Many King fans hate this because it departed from the book, but film is a different medium and books should change when they make the jump. That notwithstanding, the movie does fail completely, but it fails entirely on film terms. I'd like to smack the people who tell me it's the scariest movie ever made. I always follow up with the question "Really... exactly what scene scared you?" Every fan I've asked, goes silent. Occasionally someone, at a loss for a decent scare (There are none...), names the "Grape-juice-shooting-out-of-elevators" shtick. If you're afraid of that, I don't know what to tell you, except maybe that you're easily scared. I just rolled my eyes watching these z-grade horror ideas play out in this schlocky, incoherent movie.

One place it diverts from the book and really is insipid is the tedious work the movie does to get Mr Halloran up to the Overlook only to kill him; with the dumbest member of the audience knowing that Jack is waiting behind one of the columns in the corridor that it takes Halloran FOREVER to walk down. Really one of the stupidest sequences ever put on film.

Oh, and nice choice for Mr. Halloran's artwork Stanley! Black light afro-nymphomaniacs really add to the mood and character development of a horror movie.
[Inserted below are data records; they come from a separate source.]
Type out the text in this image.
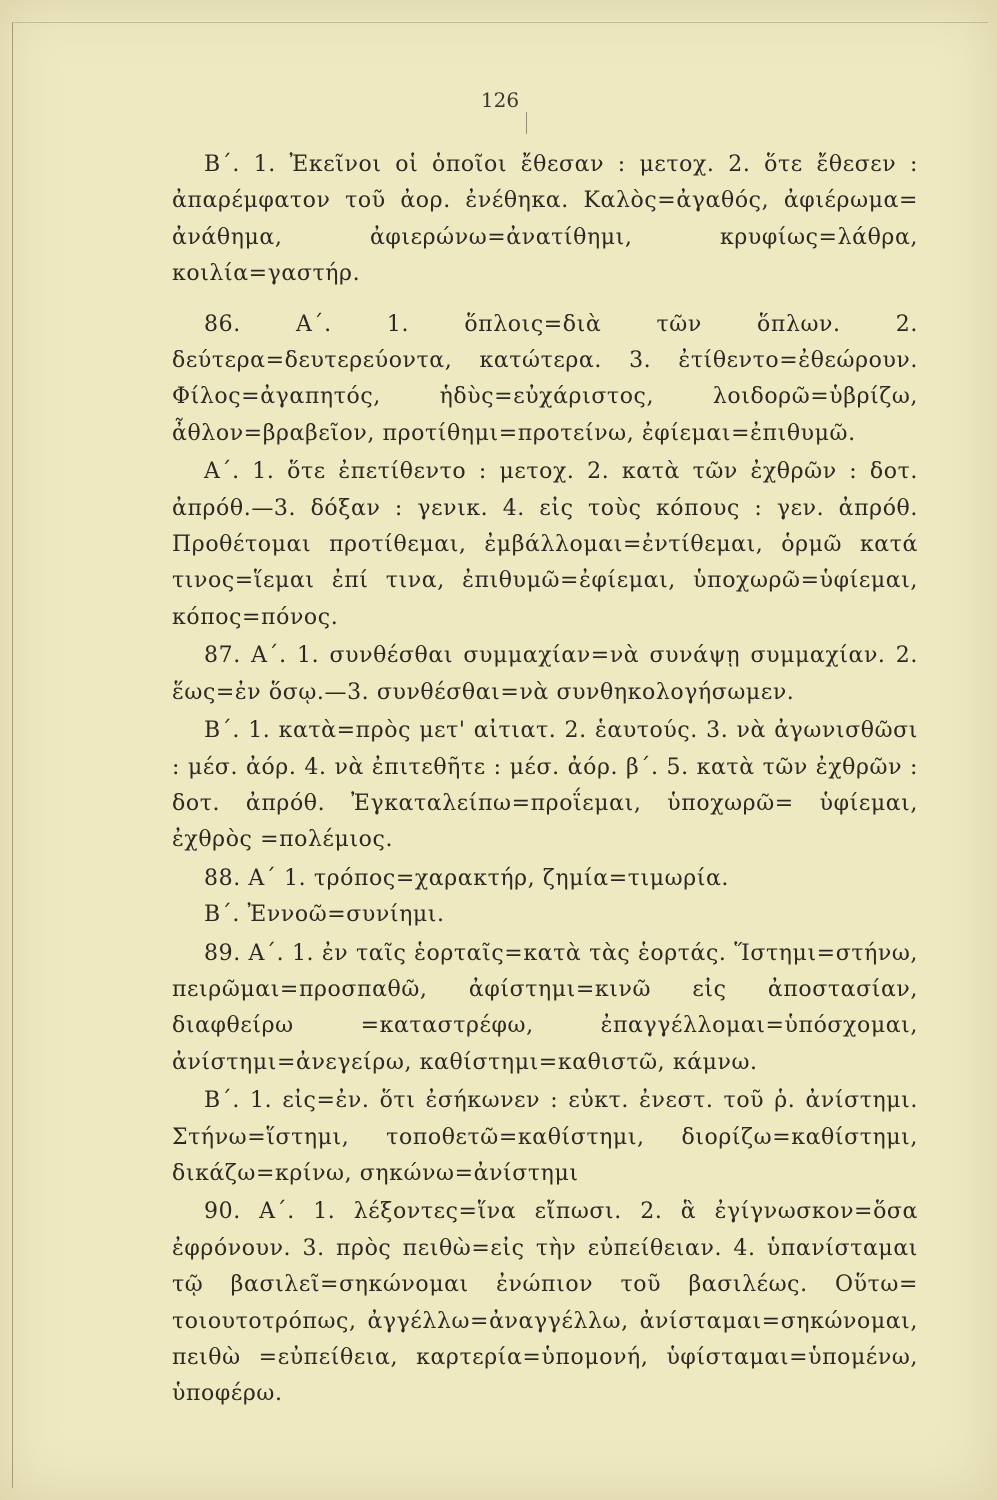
126

Β΄. 1. Ἐκεῖνοι οἱ ὁποῖοι ἔθεσαν : μετοχ. 2. ὅτε ἔθεσεν : ἀπαρέμφατον τοῦ ἀορ. ἐνέθηκα. Καλὸς=ἀγαθός, ἀφιέρωμα= ἀνάθημα, ἀφιερώνω=ἀνατίθημι, κρυφίως=λάθρα, κοιλία=γαστήρ.

86. Α΄. 1. ὅπλοις=διὰ τῶν ὅπλων. 2. δεύτερα=δευτερεύοντα, κατώτερα. 3. ἐτίθεντο=ἐθεώρουν. Φίλος=ἀγαπητός, ἡδὺς=εὐχάριστος, λοιδορῶ=ὑβρίζω, ἆθλον=βραβεῖον, προτίθημι=προτείνω, ἐφίεμαι=ἐπιθυμῶ.

Α΄. 1. ὅτε ἐπετίθεντο : μετοχ. 2. κατὰ τῶν ἐχθρῶν : δοτ. ἀπρόθ.—3. δόξαν : γενικ. 4. εἰς τοὺς κόπους : γεν. ἀπρόθ. Προθέτομαι προτίθεμαι, ἐμβάλλομαι=ἐντίθεμαι, ὁρμῶ κατά τινος=ἵεμαι ἐπί τινα, ἐπιθυμῶ=ἐφίεμαι, ὑποχωρῶ=ὑφίεμαι, κόπος=πόνος.

87. Α΄. 1. συνθέσθαι συμμαχίαν=νὰ συνάψῃ συμμαχίαν. 2. ἕως=ἐν ὅσῳ.—3. συνθέσθαι=νὰ συνθηκολογήσωμεν.

Β΄. 1. κατὰ=πρὸς μετ' αἰτιατ. 2. ἑαυτούς. 3. νὰ ἀγωνισθῶσι : μέσ. ἀόρ. 4. νὰ ἐπιτεθῆτε : μέσ. ἀόρ. β΄. 5. κατὰ τῶν ἐχθρῶν : δοτ. ἀπρόθ. Ἐγκαταλείπω=προΐεμαι, ὑποχωρῶ= ὑφίεμαι, ἐχθρὸς =πολέμιος.

88. Α΄ 1. τρόπος=χαρακτήρ, ζημία=τιμωρία.

Β΄. Ἐννοῶ=συνίημι.

89. Α΄. 1. ἐν ταῖς ἑορταῖς=κατὰ τὰς ἑορτάς. Ἵστημι=στήνω, πειρῶμαι=προσπαθῶ, ἀφίστημι=κινῶ εἰς ἀποστασίαν, διαφθείρω =καταστρέφω, ἐπαγγέλλομαι=ὑπόσχομαι, ἀνίστημι=ἀνεγείρω, καθίστημι=καθιστῶ, κάμνω.

Β΄. 1. εἰς=ἐν. ὅτι ἐσήκωνεν : εὐκτ. ἐνεστ. τοῦ ῥ. ἀνίστημι. Στήνω=ἵστημι, τοποθετῶ=καθίστημι, διορίζω=καθίστημι, δικάζω=κρίνω, σηκώνω=ἀνίστημι

90. Α΄. 1. λέξοντες=ἵνα εἴπωσι. 2. ἃ ἐγίγνωσκον=ὅσα ἐφρόνουν. 3. πρὸς πειθὼ=εἰς τὴν εὐπείθειαν. 4. ὑπανίσταμαι τῷ βασιλεῖ=σηκώνομαι ἐνώπιον τοῦ βασιλέως. Οὕτω= τοιουτοτρόπως, ἀγγέλλω=ἀναγγέλλω, ἀνίσταμαι=σηκώνομαι, πειθὼ =εὐπείθεια, καρτερία=ὑπομονή, ὑφίσταμαι=ὑπομένω, ὑποφέρω.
Has there ever been a more "off," out-of-place shot in any movie ever made?

I consider it a miracle that I was eventually able to bypass this turd, and agree that Kubricks 2001 is a truly important film, given the immense 'bad will' generated by both this stupid, stupid movie, and the cult of fawning but inarticulate Kubrick fan-boys, who couldn't describe an idea at work in it with every film resource in the Library of Congress in front of them.

Toss in the grotesque overacting of Jack Nicholson, the introduction of dumb one-liners at tense moments, and the Razzie nominated performance of Shelly Duvall and you have a very crappy movie.